PyPI version Python versions License: MIT

Fast, memory-efficient Bloom Filters backed by Redis / Valkey bitmaps.

ValBloom provides three async-first probabilistic data structures for membership testing — ideal for token blacklisting, duplicate detection, rate limiting, and more.

Installation

pip install valbloom

Requires Python ≥ 3.9 and a running Redis or Valkey instance.

Quick Start

from redis.asyncio import Redis
from valbloom import BloomFilter

r = Redis.from_url("redis://localhost")

# Create a filter expecting up to 100k items with 0.1% false-positive rate
bf = BloomFilter(r, "bf:emails", capacity=100_000, error_rate=0.001)

await bf.add("alice@example.com")
await bf.exists("alice@example.com")   # True
await bf.exists("bob@example.com")     # False (probably)

Filter Types

BloomFilter — Standard

The classic space-efficient probabilistic set. Supports add and membership testing but not deletion.

bf = BloomFilter(client, "bf:tokens", capacity=100_000)

await bf.add("token-abc")
await bf.add_many(["token-1", "token-2", "token-3"])
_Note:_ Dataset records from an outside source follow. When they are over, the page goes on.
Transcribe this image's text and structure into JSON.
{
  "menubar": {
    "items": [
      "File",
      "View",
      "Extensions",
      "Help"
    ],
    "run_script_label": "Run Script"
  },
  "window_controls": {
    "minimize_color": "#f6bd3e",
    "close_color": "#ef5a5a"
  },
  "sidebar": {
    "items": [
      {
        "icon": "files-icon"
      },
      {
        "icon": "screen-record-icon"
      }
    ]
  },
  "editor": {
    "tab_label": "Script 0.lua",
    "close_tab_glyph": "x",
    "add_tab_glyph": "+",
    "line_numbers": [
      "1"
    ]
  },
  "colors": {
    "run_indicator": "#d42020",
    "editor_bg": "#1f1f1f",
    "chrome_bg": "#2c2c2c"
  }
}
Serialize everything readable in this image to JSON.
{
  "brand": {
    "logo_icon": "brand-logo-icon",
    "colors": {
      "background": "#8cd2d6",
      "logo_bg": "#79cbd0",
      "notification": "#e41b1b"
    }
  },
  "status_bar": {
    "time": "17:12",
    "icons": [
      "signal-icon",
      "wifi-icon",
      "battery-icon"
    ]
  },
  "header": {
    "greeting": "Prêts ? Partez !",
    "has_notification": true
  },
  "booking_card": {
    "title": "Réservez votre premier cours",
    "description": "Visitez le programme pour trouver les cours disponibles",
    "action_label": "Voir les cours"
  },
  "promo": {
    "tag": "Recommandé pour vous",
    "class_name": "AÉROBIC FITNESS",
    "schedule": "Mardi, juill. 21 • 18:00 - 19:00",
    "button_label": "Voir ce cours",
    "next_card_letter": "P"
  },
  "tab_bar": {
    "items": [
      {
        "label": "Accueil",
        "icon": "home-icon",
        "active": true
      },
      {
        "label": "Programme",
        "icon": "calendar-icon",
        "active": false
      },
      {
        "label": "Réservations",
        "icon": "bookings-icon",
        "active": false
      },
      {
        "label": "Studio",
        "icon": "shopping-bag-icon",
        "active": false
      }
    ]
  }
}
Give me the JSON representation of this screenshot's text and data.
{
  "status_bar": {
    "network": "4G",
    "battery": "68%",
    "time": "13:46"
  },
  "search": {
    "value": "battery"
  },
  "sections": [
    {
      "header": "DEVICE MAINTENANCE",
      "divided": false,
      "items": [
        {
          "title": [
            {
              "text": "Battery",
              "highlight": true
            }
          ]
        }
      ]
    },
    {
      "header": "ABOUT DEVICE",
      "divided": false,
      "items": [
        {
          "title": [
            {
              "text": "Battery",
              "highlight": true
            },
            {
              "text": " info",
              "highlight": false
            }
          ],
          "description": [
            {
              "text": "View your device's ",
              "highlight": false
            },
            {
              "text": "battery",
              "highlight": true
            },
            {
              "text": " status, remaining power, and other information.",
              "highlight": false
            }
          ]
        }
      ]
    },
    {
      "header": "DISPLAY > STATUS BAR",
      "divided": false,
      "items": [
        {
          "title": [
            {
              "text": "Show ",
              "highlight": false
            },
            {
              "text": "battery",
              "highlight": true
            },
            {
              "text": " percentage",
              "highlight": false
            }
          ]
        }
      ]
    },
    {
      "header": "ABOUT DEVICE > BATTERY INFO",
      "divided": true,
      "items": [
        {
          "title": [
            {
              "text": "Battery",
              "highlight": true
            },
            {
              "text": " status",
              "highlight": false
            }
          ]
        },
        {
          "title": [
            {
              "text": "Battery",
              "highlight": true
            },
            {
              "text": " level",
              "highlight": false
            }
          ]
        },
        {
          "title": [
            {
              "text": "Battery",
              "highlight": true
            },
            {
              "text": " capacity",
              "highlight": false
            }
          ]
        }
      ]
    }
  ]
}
await bf.exists("token-abc")               # True
await bf.exists_many(["token-1", "nope"])   # {"token-1": True, "nope": False}

# Set operations (requires compatible filters — same capacity & error_rate)
merged = await bf1.union(bf2, dest_key="bf:merged")
common = await bf1.intersection(bf2, dest_key="bf:common")

CountingBloomFilter — Supports Deletion

Uses counter buckets (Redis hash) instead of single bits, allowing items to be removed.

from valbloom import CountingBloomFilter

cbf = CountingBloomFilter(client, "cbf:sessions", capacity=50_000)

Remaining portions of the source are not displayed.